State censorship of books long predates Ahmadinejad’s rule, of course. It is not mentioned in the Iranian constitution, but a law first produced by the culture ministry in 1985 has been in effect ever since. Under this draconian piece of legislation, publishers must obtain a license from the ministry for every book they plan to sell.
In practice, though, the censors only look at literature, books on art, and works on literary criticism and theory, which account for about 40 per cent of all books published in Iran.
Religious works and textbooks are exempt, and their specialist publishers, mostly based in the religious city of Qom, enjoy privileges such as generous government subsidies that are completely unheard of for others. As a result, culture ministry officials have been able to make repeated announcements over the last couple of years that the number of religious books in the shops has taken yet another leap.

Murmurings of discontent are not confined to those who write and print works of literature. In October, Mostafa Rahmandust, a writer and translator of children’s books, used a column in the Khabar Daily newspaper to lay into current censorship policies as “an affront to the intelligence of readers”.

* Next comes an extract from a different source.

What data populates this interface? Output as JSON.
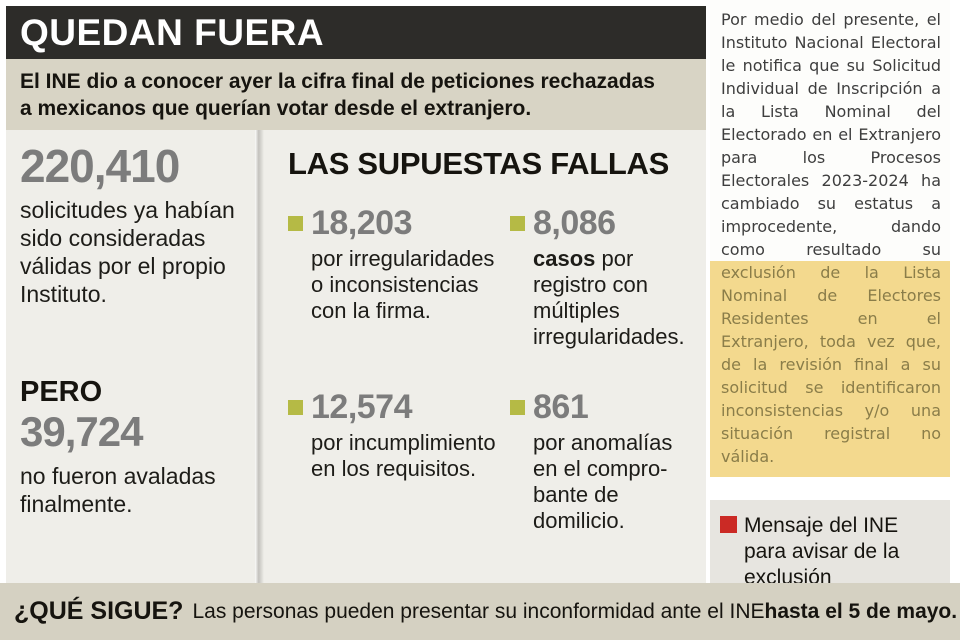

Rahmandust’s comments carried particular weight because his writings over the past three decades have made him an iconic figure for the “principalists”, the conservative faction that in fact helped Ahmadinejad come to power.

Meanwhile, the culture ministry is sending mixed messages about the scale of the backlog.
Deputy minister Bahman Dorri recently acknowledged that the rate at which book licenses were being issued was slow. But he added that between March and June this year, the number of licenses granted had nevertheless increased by 35 per cent on the same period in 2009. Yet speaking only a couple of months earlier, his predecessor as deputy minister, Mohsen Parviz, had insisted everything was proceeding “as normal” in the books department.
Parviz said anyone who took issue with the general principle of censoring books had “a problem with the establishment itself”.
Publishers, writers, and translators say the mood has certainly changed. In the past, they used at least to receive promises that a decision from the censor’s office would soon be forthcoming, even if this did not always materialise. Now, they say, the doors are firmly closed and they hear no news at all.
Some say this stonewalling is deliberate, part of a government strategy to wind down literary production. There is a rumour going round that the ministry has drawn up a blacklist containing the names of leading publishers like Niloofar and Qoqnoos.

“They want to crush well-known publishers and stop writers and translators from working on novels, which they see as a corrupt, western thing,” a leading author and translator, who asked to remain anonymous, said.

If that is indeed the plan, it does not seem to be having much effect. It is true that some smaller publishers and less experienced writers are thinking twice about carrying on, but the most distinguished and experienced show no signs of throwing in the towel. They know no other way of life, and besides, they have seen too many ups and downs over the last 30 years to give up so easily.
I still receive calls from publishers in Iran interested in new book deals, and they dismiss any suggestion that there is no point trying to get new work past the censors.
As one veteran publisher told me, “No totalitarian regime has lasted forever, has it? I’ve been in the book business for 50 years now and I have no plans to quit.”